Ces deux populations qui se croisent - l'urbain qui vient en zone de résidence chez le rural et le rural qui reste toujours chez lui, mais en zone de production - ne veulent pas forcément la même chose, sauf peut-être en ce qui concerne l'environnement, le paysage, la campagne. Dans un livre de Raymond Queneau, Saint Glinglin, il y a un chapitre qui a été écrit dans les années 1940 et qui s'appelle « Les ruraux ». Raymond Queneau écrit : « Autour de moi, s'étend la cambrousse dans toute son horreur. Le long drap d'horreur et de chlorophylles dans lequel s'enroulent jour et nuit les ruraux. Comment m'y suis-je encore laissé prendre ? Ces tapis pouilleux des herbages, ces paillassons de graminées comestibles, les touffes ignoblement poilues des boqueteaux, l'érection grenue des grands arbres. Ah ! le silence des champs, les cris informes des bêtes parasites... Je déteste cette marge de verdure qui se répand autour de notre ville. »
Aujourd'hui, nous sommes aux antipodes, dans la population française qu'elle soit urbaine ou rurale, de ce regard. Quand nous faisons parler les Français sur la campagne, la verdure de manière plus générale, ils nous disent que tout est sens dessus dessous. Il n'y a pas de limite à l'extraordinaire détérioration qu'on observe et qu'ils déplorent avec une grande tristesse et beaucoup d'émotion.

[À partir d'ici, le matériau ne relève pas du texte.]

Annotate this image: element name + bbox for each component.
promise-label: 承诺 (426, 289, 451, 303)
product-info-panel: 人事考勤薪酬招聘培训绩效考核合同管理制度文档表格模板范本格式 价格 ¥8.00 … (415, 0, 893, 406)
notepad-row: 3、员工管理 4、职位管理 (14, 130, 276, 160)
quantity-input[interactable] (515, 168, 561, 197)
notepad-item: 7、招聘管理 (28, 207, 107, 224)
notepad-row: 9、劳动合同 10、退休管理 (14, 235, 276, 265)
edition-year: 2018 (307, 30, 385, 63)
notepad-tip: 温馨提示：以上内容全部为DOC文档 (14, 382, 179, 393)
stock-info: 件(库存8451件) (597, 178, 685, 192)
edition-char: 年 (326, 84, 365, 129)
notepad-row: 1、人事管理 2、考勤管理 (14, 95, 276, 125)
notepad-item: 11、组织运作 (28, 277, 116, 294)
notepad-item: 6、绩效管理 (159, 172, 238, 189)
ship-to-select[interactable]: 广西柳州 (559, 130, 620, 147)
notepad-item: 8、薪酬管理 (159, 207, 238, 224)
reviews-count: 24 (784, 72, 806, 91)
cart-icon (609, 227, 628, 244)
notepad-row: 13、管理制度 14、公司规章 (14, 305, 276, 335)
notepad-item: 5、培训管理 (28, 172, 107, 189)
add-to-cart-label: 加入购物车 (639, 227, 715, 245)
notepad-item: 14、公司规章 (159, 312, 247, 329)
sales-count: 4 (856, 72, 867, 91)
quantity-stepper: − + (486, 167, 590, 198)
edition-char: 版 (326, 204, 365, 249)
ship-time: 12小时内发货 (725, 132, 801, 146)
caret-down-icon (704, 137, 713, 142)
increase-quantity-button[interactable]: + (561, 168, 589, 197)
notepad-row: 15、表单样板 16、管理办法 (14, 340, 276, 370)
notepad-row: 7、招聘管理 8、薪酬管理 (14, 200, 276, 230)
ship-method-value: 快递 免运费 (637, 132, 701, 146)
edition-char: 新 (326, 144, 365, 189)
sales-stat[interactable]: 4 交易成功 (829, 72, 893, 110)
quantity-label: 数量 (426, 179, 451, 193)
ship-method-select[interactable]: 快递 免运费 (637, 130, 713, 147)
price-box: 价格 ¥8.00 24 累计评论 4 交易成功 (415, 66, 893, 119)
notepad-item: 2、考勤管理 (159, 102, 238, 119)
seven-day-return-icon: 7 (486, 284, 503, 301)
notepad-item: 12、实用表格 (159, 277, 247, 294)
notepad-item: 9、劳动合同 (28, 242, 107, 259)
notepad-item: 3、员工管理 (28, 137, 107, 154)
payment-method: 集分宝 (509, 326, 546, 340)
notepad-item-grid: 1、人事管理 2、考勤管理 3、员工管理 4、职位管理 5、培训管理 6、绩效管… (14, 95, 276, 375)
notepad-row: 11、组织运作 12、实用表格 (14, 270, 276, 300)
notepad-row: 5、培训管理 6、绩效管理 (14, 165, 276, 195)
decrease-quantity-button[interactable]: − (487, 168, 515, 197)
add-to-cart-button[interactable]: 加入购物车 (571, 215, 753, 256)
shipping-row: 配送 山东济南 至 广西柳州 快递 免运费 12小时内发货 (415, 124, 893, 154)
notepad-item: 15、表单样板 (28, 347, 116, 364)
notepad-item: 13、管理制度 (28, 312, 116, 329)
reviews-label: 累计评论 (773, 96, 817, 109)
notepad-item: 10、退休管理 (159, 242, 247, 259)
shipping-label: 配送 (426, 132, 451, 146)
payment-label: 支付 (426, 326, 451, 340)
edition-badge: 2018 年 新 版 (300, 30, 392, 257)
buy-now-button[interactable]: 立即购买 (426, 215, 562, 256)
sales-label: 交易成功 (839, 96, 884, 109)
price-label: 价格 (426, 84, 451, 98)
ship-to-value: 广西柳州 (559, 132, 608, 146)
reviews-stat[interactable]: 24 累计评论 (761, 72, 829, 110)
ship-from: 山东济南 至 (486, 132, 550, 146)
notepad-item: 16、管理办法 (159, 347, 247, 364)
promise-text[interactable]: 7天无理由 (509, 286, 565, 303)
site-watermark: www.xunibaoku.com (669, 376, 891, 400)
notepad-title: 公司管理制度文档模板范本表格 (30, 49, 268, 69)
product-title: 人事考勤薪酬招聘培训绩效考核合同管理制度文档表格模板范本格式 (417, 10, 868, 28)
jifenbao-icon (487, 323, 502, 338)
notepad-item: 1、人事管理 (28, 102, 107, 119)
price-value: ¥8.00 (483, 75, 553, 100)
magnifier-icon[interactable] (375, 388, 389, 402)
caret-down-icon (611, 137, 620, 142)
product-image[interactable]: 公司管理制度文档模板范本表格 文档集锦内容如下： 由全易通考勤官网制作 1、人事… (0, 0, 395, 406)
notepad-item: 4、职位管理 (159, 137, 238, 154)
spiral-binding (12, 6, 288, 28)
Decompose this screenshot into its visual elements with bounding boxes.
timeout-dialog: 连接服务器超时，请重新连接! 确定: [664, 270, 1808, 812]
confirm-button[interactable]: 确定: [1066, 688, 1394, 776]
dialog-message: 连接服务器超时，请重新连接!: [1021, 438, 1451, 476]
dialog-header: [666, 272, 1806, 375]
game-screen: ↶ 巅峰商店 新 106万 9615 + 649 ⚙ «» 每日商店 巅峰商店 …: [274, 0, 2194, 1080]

Quelques Verbatim issues d'une étude que nous avons faite en 2002. Ce sont des interviewés qui sont issus, résidents ou habitants de zones urbaines ou de zones semi-rurales ou rurales. Ils nous disent pêle-mêle : « l'égout d'épandage fait des dégâts ; on a bétonné le paysage ; il n'y a plus assez d'arbres ; les tomates n'ont plus de saveur ; les centres commerciaux, c'est bien mais c'est moche ; l'eau de robinet, c'est devenu de l'eau de javel ; on ne peut plus se baigner dans les rivières ; les décharges, il y en a de plus en plus et ça sent mauvais ; les touristes chez nous c'est bien mais est-ce qu'on va finir par être un parc d'attractions ; nous, à la campagne, on est devenu le dépotoir des villes etc. »
C'est une litanie de mots pour dire de nombreux maux. Je terminerai par trois questions qui résument à mon sens les enjeux fondamentaux de ce débat. La première question est de savoir si le monde rural doit être uniquement un lieu de résidence ou s'il doit redevenir un lieu de production ? La seconde question est de savoir, au cas où le monde rural redeviendrait un lieu de production, quelles productions y auraient-elles lieu, puisque la production agricole ne suffira peut-être pas ? La dernière question, qui fait le lien avec la question de l'environnement que je viens de choisir, est de savoir quelle sera la qualité de cette production ? Le souci est en effet que cette production soit conforme à ce que souhaitent les Français, aux principes du développement durable et à un certain nombre de critères esthétiques.